Famous actors who studied Hagen’s technique include Matthew Broderick, Faye Dunaway, Whoopi Goldberg, and Gene Wilder. Other recognizable Hagen students include:
- Victor Garber
- Steve McQueen
- Liza Minelli
- Amanda Peet
- David Hyde Pierce
Actors can study Uta Hagen’s acting techniques at the HB Studio in New York City. The studio is named after Herbert Berghof, Hagen’s husband. The studio offers in person weekly classes, alongside a full-time program, online courses, and a six-week summer intensive program.
Actors can also study Hagen on their own by reading her books:
The DVD set of Hagen teaching, titled “Uta Hagen’s Acting Class” was released in 2004. It is an invaluable look into how Hagen’s mind works and how she developed her techniques. (Watch an excerpt below.)
Uta Hagen’s acting system is terrific for building organic, contemporary roles. Hagen’s exercises can be incredibly granular, perfect for filling in the details for characters in non-crisis circumstances. Hagen’s technique is not dependent on a guru’s eye. Instead, it stresses habits of self-assessment and reflection, making her method self-sufficient in a way that is practical for working actors at any phase in their career.

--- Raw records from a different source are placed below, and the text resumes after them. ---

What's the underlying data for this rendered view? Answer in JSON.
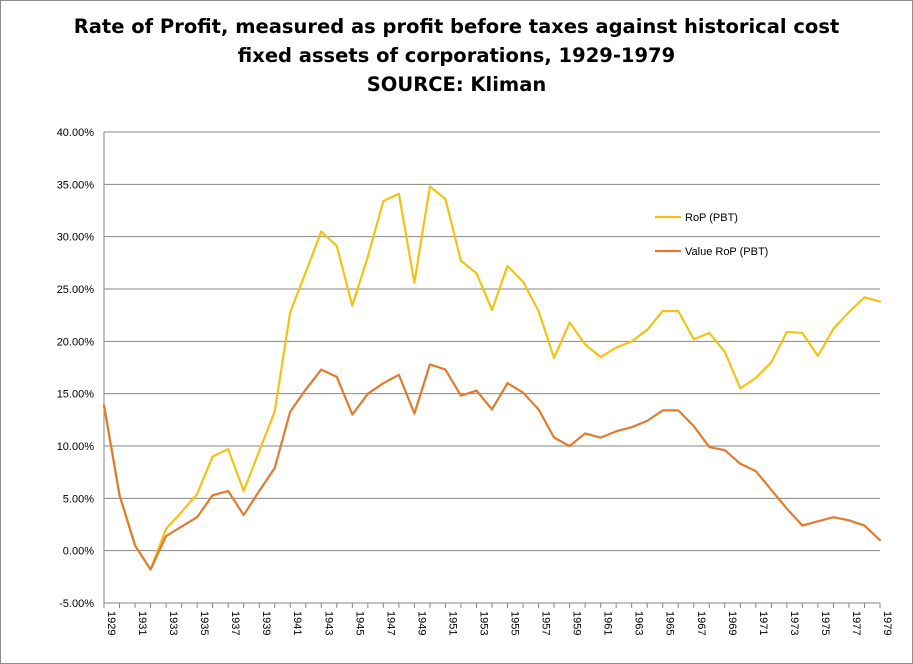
{
  "chart_data": {
    "type": "line",
    "title_lines": [
      "Rate of Profit, measured as profit before taxes against historical cost",
      "fixed assets of corporations, 1929-1979",
      "SOURCE: Kliman"
    ],
    "x": [
      1929,
      1930,
      1931,
      1932,
      1933,
      1934,
      1935,
      1936,
      1937,
      1938,
      1939,
      1940,
      1941,
      1942,
      1943,
      1944,
      1945,
      1946,
      1947,
      1948,
      1949,
      1950,
      1951,
      1952,
      1953,
      1954,
      1955,
      1956,
      1957,
      1958,
      1959,
      1960,
      1961,
      1962,
      1963,
      1964,
      1965,
      1966,
      1967,
      1968,
      1969,
      1970,
      1971,
      1972,
      1973,
      1974,
      1975,
      1976,
      1977,
      1978,
      1979
    ],
    "x_tick_labels": [
      "1929",
      "1931",
      "1933",
      "1935",
      "1937",
      "1939",
      "1941",
      "1943",
      "1945",
      "1947",
      "1949",
      "1951",
      "1953",
      "1955",
      "1957",
      "1959",
      "1961",
      "1963",
      "1965",
      "1967",
      "1969",
      "1971",
      "1973",
      "1975",
      "1977",
      "1979"
    ],
    "ylim": [
      -5,
      40
    ],
    "y_tick_labels": [
      "-5.00%",
      "0.00%",
      "5.00%",
      "10.00%",
      "15.00%",
      "20.00%",
      "25.00%",
      "30.00%",
      "35.00%",
      "40.00%"
    ],
    "grid": true,
    "legend_position": "right",
    "series": [
      {
        "name": "RoP (PBT)",
        "color": "#F2C314",
        "values": [
          13.9,
          5.3,
          0.5,
          -1.8,
          2.1,
          3.7,
          5.4,
          9.0,
          9.7,
          5.7,
          9.5,
          13.3,
          22.8,
          26.6,
          30.5,
          29.1,
          23.4,
          28.1,
          33.4,
          34.1,
          25.6,
          34.8,
          33.6,
          27.7,
          26.5,
          23.0,
          27.2,
          25.7,
          22.9,
          18.4,
          21.8,
          19.7,
          18.5,
          19.4,
          20.0,
          21.1,
          22.9,
          22.9,
          20.2,
          20.8,
          19.0,
          15.5,
          16.5,
          18.0,
          20.9,
          20.8,
          18.6,
          21.2,
          22.8,
          24.2,
          23.8
        ]
      },
      {
        "name": "Value RoP (PBT)",
        "color": "#E07B30",
        "values": [
          13.9,
          5.3,
          0.5,
          -1.8,
          1.4,
          2.3,
          3.2,
          5.3,
          5.7,
          3.4,
          5.7,
          7.9,
          13.3,
          15.4,
          17.3,
          16.6,
          13.0,
          15.0,
          16.0,
          16.8,
          13.1,
          17.8,
          17.3,
          14.8,
          15.3,
          13.5,
          16.0,
          15.1,
          13.5,
          10.8,
          10.0,
          11.2,
          10.8,
          11.4,
          11.8,
          12.4,
          13.4,
          13.4,
          11.9,
          9.9,
          9.6,
          8.3,
          7.6,
          5.8,
          4.0,
          2.4,
          2.8,
          3.2,
          2.9,
          2.4,
          1.0
        ]
      }
    ]
  }
}
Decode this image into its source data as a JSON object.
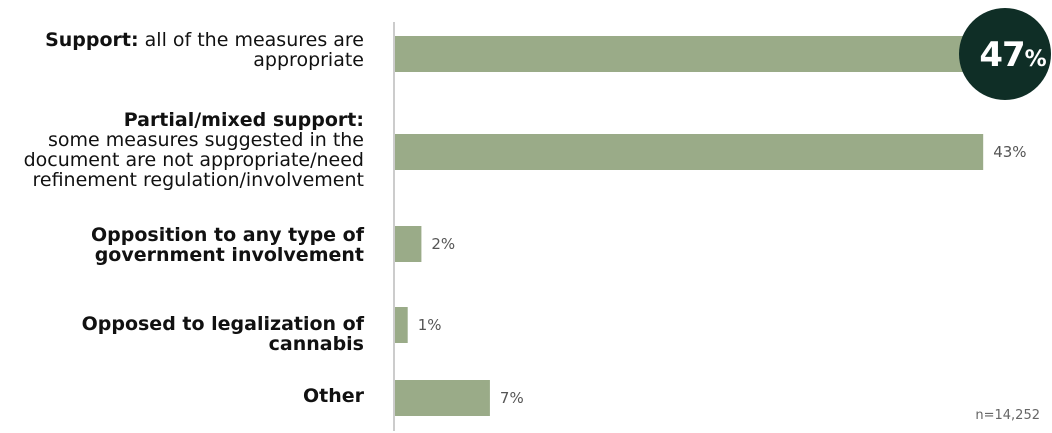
{
  "chart_data": {
    "type": "bar",
    "orientation": "horizontal",
    "categories": [
      {
        "bold": "Support:",
        "rest": "all of the measures are appropriate"
      },
      {
        "bold": "Partial/mixed support:",
        "rest": "some measures suggested in the document are not appropriate/need refinement regulation/involvement"
      },
      {
        "bold": "Opposition to any type of government involvement",
        "rest": ""
      },
      {
        "bold": "Opposed to legalization of cannabis",
        "rest": ""
      },
      {
        "bold": "Other",
        "rest": ""
      }
    ],
    "values": [
      47,
      43,
      2,
      1,
      7
    ],
    "value_labels": [
      "47%",
      "43%",
      "2%",
      "1%",
      "7%"
    ],
    "highlight": {
      "index": 0,
      "value": "47",
      "unit": "%"
    },
    "note": "n=14,252",
    "xlim": [
      0,
      47
    ],
    "bar_color": "#9aab88",
    "highlight_color": "#0f2e26",
    "axis_color": "#999999"
  }
}
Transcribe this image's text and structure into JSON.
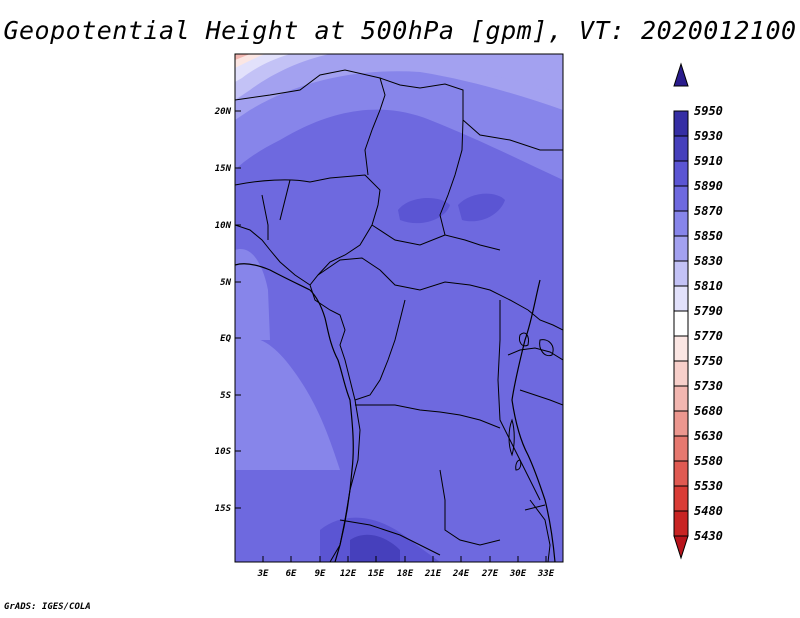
{
  "title": "Geopotential Height at 500hPa [gpm], VT: 2020012100",
  "credit": "GrADS: IGES/COLA",
  "map": {
    "lat_labels": [
      "20N",
      "15N",
      "10N",
      "5N",
      "EQ",
      "5S",
      "10S",
      "15S"
    ],
    "lon_labels": [
      "3E",
      "6E",
      "9E",
      "12E",
      "15E",
      "18E",
      "21E",
      "24E",
      "27E",
      "30E",
      "33E"
    ]
  },
  "colorbar": {
    "levels": [
      "5430",
      "5480",
      "5530",
      "5580",
      "5630",
      "5680",
      "5730",
      "5750",
      "5770",
      "5790",
      "5810",
      "5830",
      "5850",
      "5870",
      "5890",
      "5910",
      "5930",
      "5950"
    ],
    "colors": [
      "#b8141b",
      "#c82423",
      "#d93c36",
      "#e05a52",
      "#e6786f",
      "#ec978f",
      "#f2b6b0",
      "#f7cfca",
      "#fbe6e3",
      "#ffffff",
      "#e2e1fb",
      "#c3c2f6",
      "#a3a1f0",
      "#8785ea",
      "#6e69df",
      "#5b55d3",
      "#4640bc",
      "#352ea4",
      "#2a1c8c"
    ]
  },
  "colors": {
    "field_main": "#6e69df",
    "field_light": "#8785ea",
    "field_lighter": "#a3a1f0",
    "field_dark": "#5b55d3"
  }
}
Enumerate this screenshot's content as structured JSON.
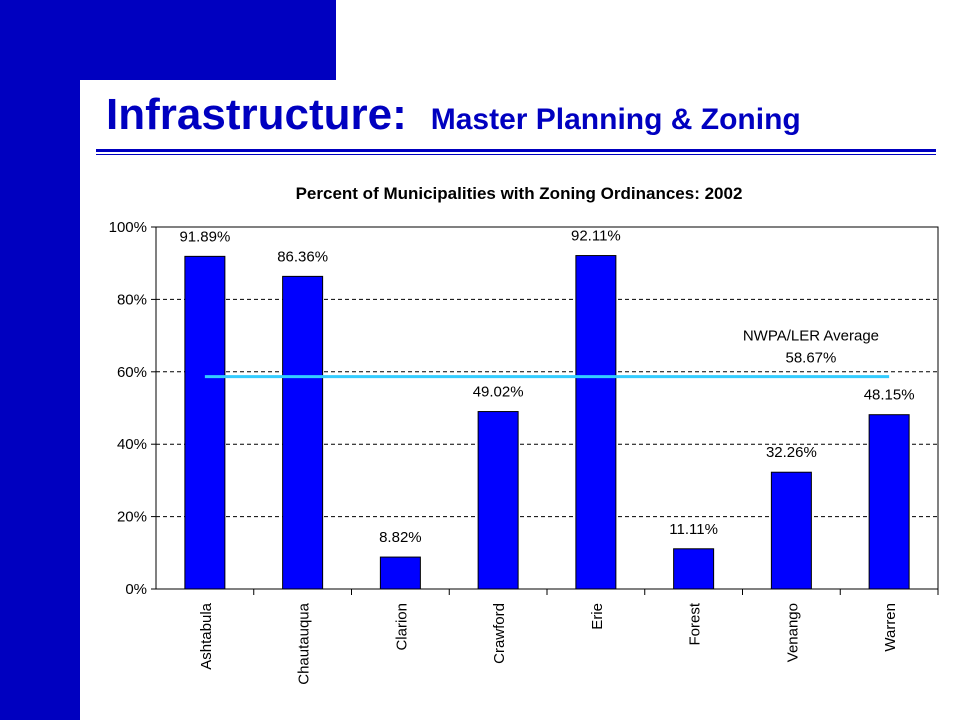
{
  "slide": {
    "title": "Infrastructure:",
    "subtitle": "Master Planning & Zoning",
    "brand_color": "#0000c0"
  },
  "chart_data": {
    "type": "bar",
    "title": "Percent of Municipalities with Zoning Ordinances: 2002",
    "categories": [
      "Ashtabula",
      "Chautauqua",
      "Clarion",
      "Crawford",
      "Erie",
      "Forest",
      "Venango",
      "Warren"
    ],
    "values": [
      91.89,
      86.36,
      8.82,
      49.02,
      92.11,
      11.11,
      32.26,
      48.15
    ],
    "value_labels": [
      "91.89%",
      "86.36%",
      "8.82%",
      "49.02%",
      "92.11%",
      "11.11%",
      "32.26%",
      "48.15%"
    ],
    "ylim": [
      0,
      100
    ],
    "yticks": [
      0,
      20,
      40,
      60,
      80,
      100
    ],
    "ytick_labels": [
      "0%",
      "20%",
      "40%",
      "60%",
      "80%",
      "100%"
    ],
    "grid": true,
    "bar_color": "#0000ff",
    "reference_line": {
      "label": "NWPA/LER Average",
      "value": 58.67,
      "value_label": "58.67%",
      "color": "#33ccff"
    }
  }
}
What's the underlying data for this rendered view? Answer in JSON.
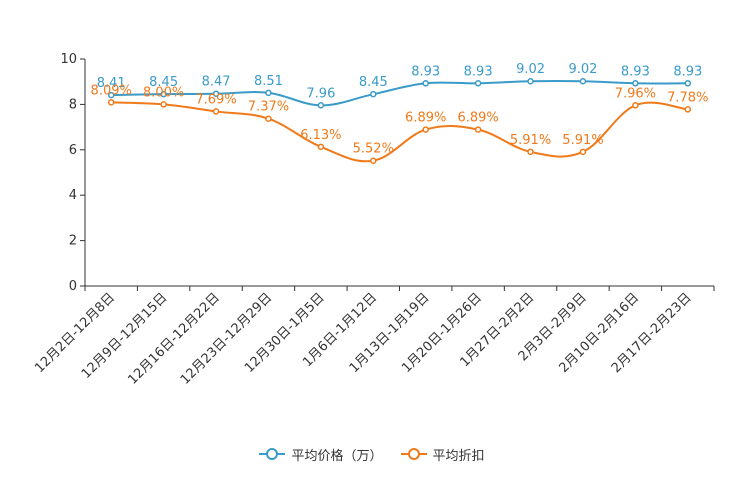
{
  "chart_data": {
    "type": "line",
    "categories": [
      "12月2日-12月8日",
      "12月9日-12月15日",
      "12月16日-12月22日",
      "12月23日-12月29日",
      "12月30日-1月5日",
      "1月6日-1月12日",
      "1月13日-1月19日",
      "1月20日-1月26日",
      "1月27日-2月2日",
      "2月3日-2月9日",
      "2月10日-2月16日",
      "2月17日-2月23日"
    ],
    "ylim": [
      0,
      10
    ],
    "yticks": [
      0,
      2,
      4,
      6,
      8,
      10
    ],
    "series": [
      {
        "name": "平均价格（万）",
        "color": "#3a9bc9",
        "values": [
          8.41,
          8.45,
          8.47,
          8.51,
          7.96,
          8.45,
          8.93,
          8.93,
          9.02,
          9.02,
          8.93,
          8.93
        ],
        "labels": [
          "8.41",
          "8.45",
          "8.47",
          "8.51",
          "7.96",
          "8.45",
          "8.93",
          "8.93",
          "9.02",
          "9.02",
          "8.93",
          "8.93"
        ]
      },
      {
        "name": "平均折扣",
        "color": "#f07a1a",
        "values": [
          8.09,
          8.0,
          7.69,
          7.37,
          6.13,
          5.52,
          6.89,
          6.89,
          5.91,
          5.91,
          7.96,
          7.78
        ],
        "labels": [
          "8.09%",
          "8.00%",
          "7.69%",
          "7.37%",
          "6.13%",
          "5.52%",
          "6.89%",
          "6.89%",
          "5.91%",
          "5.91%",
          "7.96%",
          "7.78%"
        ]
      }
    ],
    "legend_position": "bottom"
  }
}
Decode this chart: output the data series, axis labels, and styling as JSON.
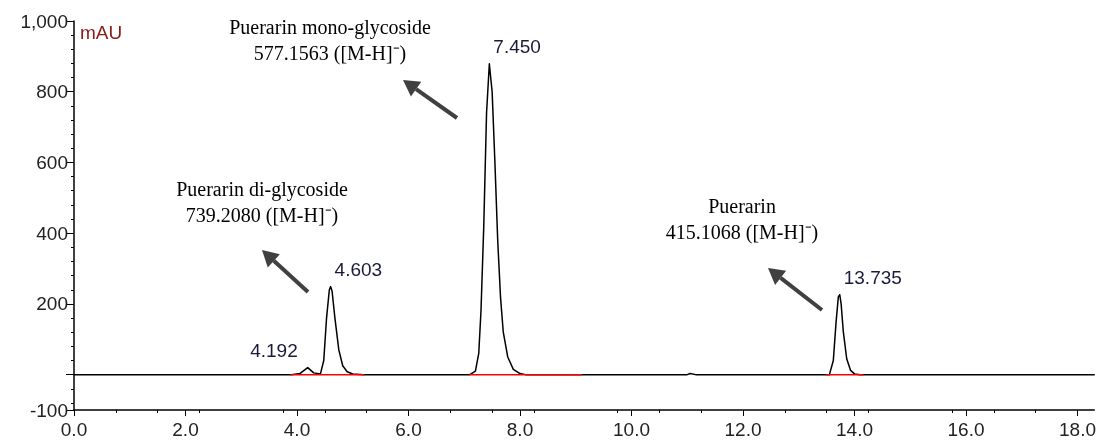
{
  "chart_data": {
    "type": "line",
    "ylabel": "mAU",
    "xlim": [
      0,
      18.3
    ],
    "xticks": [
      {
        "value": 0,
        "label": "0.0"
      },
      {
        "value": 2,
        "label": "2.0"
      },
      {
        "value": 4,
        "label": "4.0"
      },
      {
        "value": 6,
        "label": "6.0"
      },
      {
        "value": 8,
        "label": "8.0"
      },
      {
        "value": 10,
        "label": "10.0"
      },
      {
        "value": 12,
        "label": "12.0"
      },
      {
        "value": 14,
        "label": "14.0"
      },
      {
        "value": 16,
        "label": "16.0"
      },
      {
        "value": 18,
        "label": "18.0"
      }
    ],
    "ylim": [
      -100,
      1000
    ],
    "yticks": [
      -100,
      {
        "value": 0,
        "label": null
      },
      200,
      400,
      600,
      800,
      {
        "value": 1000,
        "label": "1,000"
      }
    ],
    "grid": false,
    "marker": "none",
    "line_style": "solid",
    "series": [
      {
        "color": "#000000",
        "x": [
          0,
          3.9,
          4.05,
          4.192,
          4.3,
          4.42,
          4.48,
          4.53,
          4.58,
          4.603,
          4.63,
          4.68,
          4.75,
          4.82,
          4.9,
          5.0,
          5.2,
          7.1,
          7.2,
          7.26,
          7.3,
          7.35,
          7.4,
          7.45,
          7.5,
          7.55,
          7.6,
          7.65,
          7.7,
          7.78,
          7.88,
          8.0,
          8.1,
          11.0,
          11.05,
          11.15,
          13.55,
          13.62,
          13.67,
          13.71,
          13.735,
          13.76,
          13.8,
          13.86,
          13.93,
          14.0,
          14.1,
          18.3
        ],
        "values": [
          0,
          0,
          3,
          20,
          5,
          2,
          40,
          160,
          240,
          249,
          235,
          160,
          70,
          25,
          8,
          2,
          0,
          0,
          10,
          60,
          180,
          420,
          740,
          879,
          800,
          600,
          380,
          220,
          120,
          50,
          15,
          3,
          0,
          0,
          3,
          0,
          0,
          40,
          150,
          220,
          226,
          200,
          120,
          45,
          12,
          2,
          0,
          0
        ]
      },
      {
        "color": "#ff0000",
        "x": [
          3.9,
          5.2,
          5.21,
          7.1,
          9.1,
          9.11,
          13.5,
          14.15
        ],
        "values": [
          0,
          0,
          null,
          0,
          0,
          null,
          0,
          0
        ]
      }
    ],
    "annotations": [
      {
        "text": "4.192",
        "x": 4.192,
        "y": 20
      },
      {
        "text": "4.603",
        "x": 4.603,
        "y": 249
      },
      {
        "text": "7.450",
        "x": 7.45,
        "y": 879
      },
      {
        "text": "13.735",
        "x": 13.735,
        "y": 226
      },
      "Puerarin di-glycoside\n739.2080 ([M-H]⁻)",
      "Puerarin mono-glycoside\n577.1563 ([M-H]⁻)",
      "Puerarin\n415.1068 ([M-H]⁻)"
    ]
  }
}
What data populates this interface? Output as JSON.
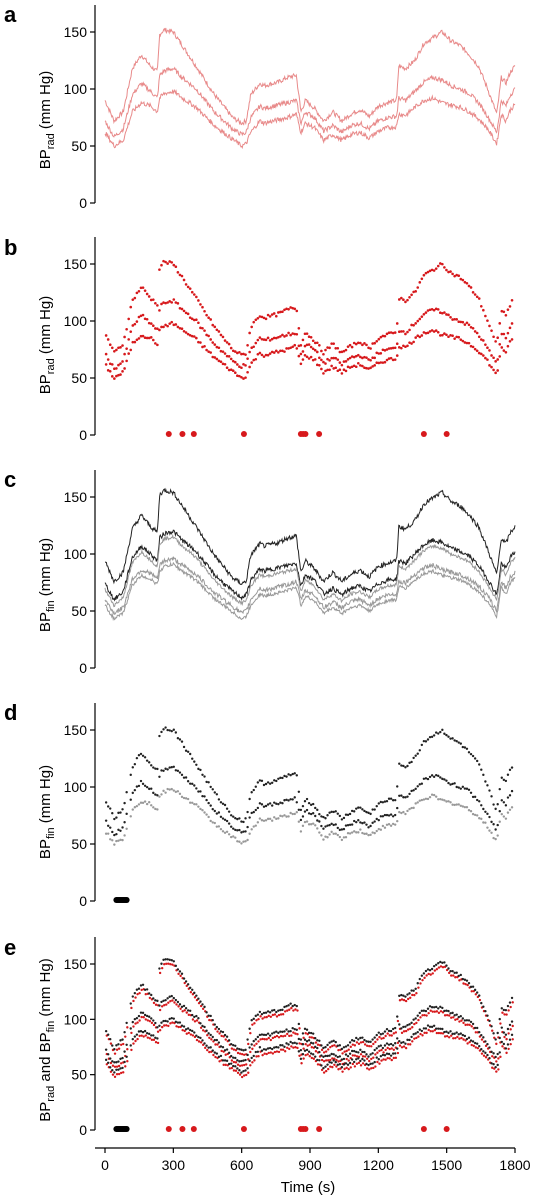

While Hagen’s techniques will make you a better actor no matter what genre or style you’re playing in, her exercises may be less helpful in high-concept directions. If you perform a lot of Shakespearean acting or classical theater roles, you’ll need to add voice and movement training. However, it’s worth emphasizing that Hagen’s techniques won’t detract from performances in heightened productions—you’ll just need some additional training.
Acting techniques that teach collaboration through physical movement and training—like Viewpoints and Tadashi Suzuki’s method—best complement Hagen’s technique.
Because Hagen’s technique is so emphatic about creating natural action, the most complementary acting techniques are those that extend the actor’s physical repertoire. Anne Bogart and Tina Landau’s Viewpoints method identifies “Six Viewpoints” of time and space to train actors to collaborate physically through movement instincts. Tadashi Suzuki’s self-named physical training encourages martial-arts discipline onstage, and Jerzy Grotowski’s techniques reinforce highly physical improvisation.
Very few acting techniques work against Hagen’s method. The only real conflict is with Strasberg’s Method. Hagen’s work completely refutes Strasberg’s reliance on emotional recall and using an actor’s personal, emotional experiences to build a role.